Blackcurrant Streusel Cake

Prep Time38 minutes
Cook Time50 minutes
Course: Dessert/Fika
Servings: 8 portions

Ingredients

  • 135 g unsalted butter melted & cooled to room temp
  • 190 g self raising flour
  • 1 tsp baking powder
  • 1/2 tsp fine sea salt
  • 1 tsp cinnamon
  • 180 g blackcurrants
  • 100 g light brown sugar
  • 60 g caster sugar
  • 2 large eggs
  • 1 tsp natural vanilla extract
  • 60 g Greek-style yogurt

For the crumble

  • 50 g unsalted butter
  • 75 g plain flour
  • 40 g light brown or Demerara sugar
  • 15 g desiccated coconut
  • 1 pinch fine sea salt

Instructions

  • Preheat the oven to 160°C fan.
  • Grease and line the base of a 20cm round tin with parchment paper.
  • Make the crumble topping first: in a bowl, rub the butter, flour, salt and sugar together into fine crumbs. Add the desiccated coconut and stir. Set aside.
  • For the cake, sift the flour, baking powder, salt and cinnamon into a large bowl. Top and tail the blackcurrants.
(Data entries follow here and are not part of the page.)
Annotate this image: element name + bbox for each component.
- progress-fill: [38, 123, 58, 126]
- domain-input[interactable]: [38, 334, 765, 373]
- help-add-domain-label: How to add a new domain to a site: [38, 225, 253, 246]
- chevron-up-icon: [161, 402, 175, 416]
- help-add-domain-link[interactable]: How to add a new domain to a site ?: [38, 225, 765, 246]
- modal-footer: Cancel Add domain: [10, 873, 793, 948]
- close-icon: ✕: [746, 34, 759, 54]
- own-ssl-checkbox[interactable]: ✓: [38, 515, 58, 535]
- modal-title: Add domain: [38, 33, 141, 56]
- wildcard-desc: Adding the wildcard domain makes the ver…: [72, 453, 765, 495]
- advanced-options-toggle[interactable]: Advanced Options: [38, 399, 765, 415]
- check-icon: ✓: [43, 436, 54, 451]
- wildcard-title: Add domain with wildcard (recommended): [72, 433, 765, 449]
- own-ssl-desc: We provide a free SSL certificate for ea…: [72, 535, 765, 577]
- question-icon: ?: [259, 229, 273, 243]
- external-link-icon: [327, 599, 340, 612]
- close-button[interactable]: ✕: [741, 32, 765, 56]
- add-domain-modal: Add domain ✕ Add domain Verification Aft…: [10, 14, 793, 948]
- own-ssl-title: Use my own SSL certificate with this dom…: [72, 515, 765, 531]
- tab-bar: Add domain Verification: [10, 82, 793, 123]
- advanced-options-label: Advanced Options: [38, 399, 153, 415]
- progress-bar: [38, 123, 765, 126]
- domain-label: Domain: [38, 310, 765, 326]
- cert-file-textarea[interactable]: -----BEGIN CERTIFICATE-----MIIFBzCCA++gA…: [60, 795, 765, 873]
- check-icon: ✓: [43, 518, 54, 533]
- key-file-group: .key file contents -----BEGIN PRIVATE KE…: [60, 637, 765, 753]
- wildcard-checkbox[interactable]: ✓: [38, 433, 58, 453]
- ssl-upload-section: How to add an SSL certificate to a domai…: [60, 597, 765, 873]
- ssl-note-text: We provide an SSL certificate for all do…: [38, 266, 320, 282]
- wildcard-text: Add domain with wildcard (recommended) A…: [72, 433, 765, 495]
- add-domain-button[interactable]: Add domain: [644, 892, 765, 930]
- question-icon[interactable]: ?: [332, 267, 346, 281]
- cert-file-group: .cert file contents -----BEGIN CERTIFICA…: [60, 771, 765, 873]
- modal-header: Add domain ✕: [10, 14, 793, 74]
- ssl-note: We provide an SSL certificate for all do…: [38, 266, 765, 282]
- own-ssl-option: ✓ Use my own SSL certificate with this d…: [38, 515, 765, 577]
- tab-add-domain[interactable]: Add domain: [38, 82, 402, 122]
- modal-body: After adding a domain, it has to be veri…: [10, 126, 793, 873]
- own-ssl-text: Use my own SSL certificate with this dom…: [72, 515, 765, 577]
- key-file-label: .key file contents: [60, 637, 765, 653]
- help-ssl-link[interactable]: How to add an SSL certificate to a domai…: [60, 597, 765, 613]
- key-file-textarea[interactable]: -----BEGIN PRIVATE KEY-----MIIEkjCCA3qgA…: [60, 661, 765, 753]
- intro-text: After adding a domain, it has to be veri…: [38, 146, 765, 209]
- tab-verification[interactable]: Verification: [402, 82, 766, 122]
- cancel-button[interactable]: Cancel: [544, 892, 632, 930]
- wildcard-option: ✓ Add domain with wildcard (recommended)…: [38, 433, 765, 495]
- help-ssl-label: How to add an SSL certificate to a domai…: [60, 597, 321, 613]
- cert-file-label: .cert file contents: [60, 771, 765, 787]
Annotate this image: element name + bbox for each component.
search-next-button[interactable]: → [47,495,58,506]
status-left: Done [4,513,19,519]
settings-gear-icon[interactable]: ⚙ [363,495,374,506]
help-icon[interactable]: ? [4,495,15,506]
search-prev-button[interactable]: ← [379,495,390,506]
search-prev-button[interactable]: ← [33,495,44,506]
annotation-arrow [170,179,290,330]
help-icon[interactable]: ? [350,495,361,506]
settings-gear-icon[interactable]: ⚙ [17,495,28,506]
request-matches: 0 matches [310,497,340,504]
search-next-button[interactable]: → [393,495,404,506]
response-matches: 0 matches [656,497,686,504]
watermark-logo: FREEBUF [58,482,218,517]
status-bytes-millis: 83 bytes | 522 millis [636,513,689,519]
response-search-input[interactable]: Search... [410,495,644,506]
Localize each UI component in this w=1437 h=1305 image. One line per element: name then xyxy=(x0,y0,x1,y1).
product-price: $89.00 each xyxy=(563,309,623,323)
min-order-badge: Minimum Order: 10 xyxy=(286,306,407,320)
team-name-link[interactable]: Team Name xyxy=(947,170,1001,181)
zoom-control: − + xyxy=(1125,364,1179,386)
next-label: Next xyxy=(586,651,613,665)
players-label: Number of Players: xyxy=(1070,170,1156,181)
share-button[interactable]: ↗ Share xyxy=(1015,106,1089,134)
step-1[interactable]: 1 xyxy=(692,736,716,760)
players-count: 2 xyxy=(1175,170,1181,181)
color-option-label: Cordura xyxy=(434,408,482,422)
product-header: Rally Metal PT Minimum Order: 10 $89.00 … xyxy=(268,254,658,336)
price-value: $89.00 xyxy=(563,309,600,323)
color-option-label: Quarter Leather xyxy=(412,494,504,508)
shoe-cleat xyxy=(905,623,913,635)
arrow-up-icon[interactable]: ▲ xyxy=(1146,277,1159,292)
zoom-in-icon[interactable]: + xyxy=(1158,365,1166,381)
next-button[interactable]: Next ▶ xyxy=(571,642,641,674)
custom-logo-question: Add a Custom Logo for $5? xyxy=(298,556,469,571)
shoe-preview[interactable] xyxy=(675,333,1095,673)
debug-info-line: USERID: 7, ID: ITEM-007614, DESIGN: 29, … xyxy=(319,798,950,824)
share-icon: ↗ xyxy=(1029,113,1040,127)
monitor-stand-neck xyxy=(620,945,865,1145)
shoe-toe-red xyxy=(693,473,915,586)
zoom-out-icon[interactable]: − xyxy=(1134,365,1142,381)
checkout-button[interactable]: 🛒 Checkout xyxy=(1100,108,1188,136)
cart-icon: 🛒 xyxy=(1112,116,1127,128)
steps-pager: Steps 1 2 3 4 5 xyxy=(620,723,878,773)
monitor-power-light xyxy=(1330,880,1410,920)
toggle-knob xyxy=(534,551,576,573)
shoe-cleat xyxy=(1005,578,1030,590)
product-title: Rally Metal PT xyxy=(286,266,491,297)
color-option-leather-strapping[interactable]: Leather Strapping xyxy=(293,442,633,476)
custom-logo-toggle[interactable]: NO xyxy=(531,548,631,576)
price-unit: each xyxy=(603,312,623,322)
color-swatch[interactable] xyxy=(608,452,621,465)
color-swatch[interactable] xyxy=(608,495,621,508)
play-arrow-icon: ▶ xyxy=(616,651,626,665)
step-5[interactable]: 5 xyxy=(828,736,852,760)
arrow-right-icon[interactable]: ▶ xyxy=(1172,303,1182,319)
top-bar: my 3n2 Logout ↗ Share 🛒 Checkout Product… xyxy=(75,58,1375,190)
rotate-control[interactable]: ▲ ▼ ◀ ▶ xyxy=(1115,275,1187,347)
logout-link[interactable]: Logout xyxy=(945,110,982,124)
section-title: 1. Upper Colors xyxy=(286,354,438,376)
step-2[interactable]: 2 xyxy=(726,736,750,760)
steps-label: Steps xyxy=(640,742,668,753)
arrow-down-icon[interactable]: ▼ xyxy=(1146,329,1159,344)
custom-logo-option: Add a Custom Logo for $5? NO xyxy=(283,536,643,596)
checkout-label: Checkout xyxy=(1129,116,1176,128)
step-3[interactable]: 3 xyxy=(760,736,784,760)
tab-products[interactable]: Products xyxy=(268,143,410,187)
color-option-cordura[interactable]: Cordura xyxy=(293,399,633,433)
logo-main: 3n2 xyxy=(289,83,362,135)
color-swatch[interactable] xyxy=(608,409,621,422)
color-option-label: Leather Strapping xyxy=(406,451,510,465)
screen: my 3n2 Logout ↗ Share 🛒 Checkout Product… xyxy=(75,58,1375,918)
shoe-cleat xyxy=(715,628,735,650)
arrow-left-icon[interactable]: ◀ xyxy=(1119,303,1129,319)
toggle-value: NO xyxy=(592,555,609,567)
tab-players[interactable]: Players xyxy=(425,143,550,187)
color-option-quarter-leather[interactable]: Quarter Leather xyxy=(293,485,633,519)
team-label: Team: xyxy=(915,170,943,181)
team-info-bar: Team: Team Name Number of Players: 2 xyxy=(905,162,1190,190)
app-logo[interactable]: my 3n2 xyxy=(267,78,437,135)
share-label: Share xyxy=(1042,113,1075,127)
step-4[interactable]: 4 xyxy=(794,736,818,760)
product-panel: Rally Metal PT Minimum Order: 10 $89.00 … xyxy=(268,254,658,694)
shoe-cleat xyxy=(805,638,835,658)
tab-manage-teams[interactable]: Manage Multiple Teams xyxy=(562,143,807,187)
Set aside.
  • In another large bowl, using an electric whisk, or in a free standing food mixer, beat the sugar, cooled melted butter, eggs and vanilla extract until thick and creamy; this will take a few minutes on high speed.
  • With a large spoon, fold in the flour mixture, alternating with the yogurt. Don't over-mix, otherwise you will deflate the egg mixture.
  • Pour the batter into the prepared tin, scatter the blackcurrants over the surface (reserve a small handful to scatter on top of the crumble). Gently push them in. Sprinkle over the crumble, top with the reserved blackcurrants and bake in the preheated oven for 45-50 minutes, or until a skewer comes out clean.

Notes

*The addition of baking powder is not a mistake. I find the cake batter needs a little extra boost as it has the weight of the crumble to contend with.